Наоборот, чрезвычайно неприятен оказался Квятковский. Это был, несомненно, проныра: он попал в организацию «Русского патриота» уже после высадки англо-американцев в Нормандии, а до этого благополучно работал у немцев в «Радио-Пари» в качестве инженера. Я круто поставил вопрос о нем, и он пообещал доставить документы, удостоверяющие его антинемецкую работу чуть ли не с 1941 года, и, конечно, ничего не представил. Это не помешало ему пролезть в посольство, понравиться послу, войти в «актив» и стать persona grata. Инженер он, конечно, — финисово-рябушинский, плавал во всяких белых водах, натурализован. Хотел бы я знать, что делает сейчас этот господин[1305]
.Мы не прекращали наших поездок в Achères, и одна из них имела место в феврале: выехали в четверг 7-го и вернулись в понедельник 11-го. Эти поездки в зимнее время были не лишены прелести. С дороги, ведущей из Meun в Chapelle-la-Reine и всползающей на холм, открывается обширный вид на поля и леса, и мы всегда любовались оттенками дали и неба, слегка розоватыми, слегка фиолетовыми и очень изменчивыми. Между «туда» и «обратно» протекали несколько часов; возвращались к вечеру и не спускали глаз с темнеющих краев неба.
Точно так же дорога к лесопильне в Ury, проходившая между полями и лесом, давала нам ряд знакомых, но милых ощущений. Ничто не ускользало от нашего внимания, и всегда радовало внезапное появление какой-нибудь лесной зверюшки, будь то заяц, дикий кролик, белка или хорек. Иногда мы встречали перепуганную косулю, которая улетала от нас, как ветер. Приходя домой, мы первым делом разводили огонь в камине и кухонной печке: это было мое дело, и я справлялся с ним очень хорошо. Иногда заходили к нашим ашерским друзьям — простым незатейливым людям.

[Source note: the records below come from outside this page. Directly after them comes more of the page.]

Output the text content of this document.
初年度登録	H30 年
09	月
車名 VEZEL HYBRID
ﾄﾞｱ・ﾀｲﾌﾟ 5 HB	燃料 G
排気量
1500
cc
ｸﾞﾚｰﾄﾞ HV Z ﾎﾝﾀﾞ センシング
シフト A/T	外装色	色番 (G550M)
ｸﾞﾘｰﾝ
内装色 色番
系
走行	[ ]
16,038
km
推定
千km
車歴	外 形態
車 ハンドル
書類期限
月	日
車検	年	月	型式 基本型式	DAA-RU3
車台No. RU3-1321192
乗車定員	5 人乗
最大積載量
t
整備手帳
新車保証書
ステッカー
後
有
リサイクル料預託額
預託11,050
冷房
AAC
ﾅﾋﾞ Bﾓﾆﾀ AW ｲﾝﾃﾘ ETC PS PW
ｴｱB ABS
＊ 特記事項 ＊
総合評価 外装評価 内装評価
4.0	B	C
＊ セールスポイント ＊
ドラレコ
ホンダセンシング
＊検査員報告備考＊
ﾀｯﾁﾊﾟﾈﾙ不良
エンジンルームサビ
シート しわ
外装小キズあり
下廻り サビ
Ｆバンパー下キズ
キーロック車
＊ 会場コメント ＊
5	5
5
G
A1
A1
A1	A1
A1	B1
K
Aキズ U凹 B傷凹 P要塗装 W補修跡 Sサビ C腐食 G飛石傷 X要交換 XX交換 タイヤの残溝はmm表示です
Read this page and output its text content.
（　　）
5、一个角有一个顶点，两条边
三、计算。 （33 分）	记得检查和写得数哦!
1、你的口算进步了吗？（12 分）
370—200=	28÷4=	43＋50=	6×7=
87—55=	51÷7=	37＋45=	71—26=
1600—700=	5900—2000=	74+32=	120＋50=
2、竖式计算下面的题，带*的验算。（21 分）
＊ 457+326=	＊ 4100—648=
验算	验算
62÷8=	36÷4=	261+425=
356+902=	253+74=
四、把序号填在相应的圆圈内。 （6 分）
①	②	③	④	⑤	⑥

22 февраля мы смотрели в «Одеоне» пьесу J. R. Bloch «Тулон». Это было еще время, когда официальные театры давали место левым пьесам, и притом все события еще не успели забыться. Пьеса отображает то расслоение, которое действительно имело место во Франции: настоящие активные патриоты — почти исключительно коммунисты; против них — откровенные мерзавцы; между ними — путаники, как те моряки, которые уничтожили французский флот и не дали ему уйти в Алжир[1306]
. Пьеса была хорошо поставлена и сыграна, актуальна, но не давала высокого мнения о таланте ее автора. Таково было наше впечатление тогда, так я думаю и сейчас.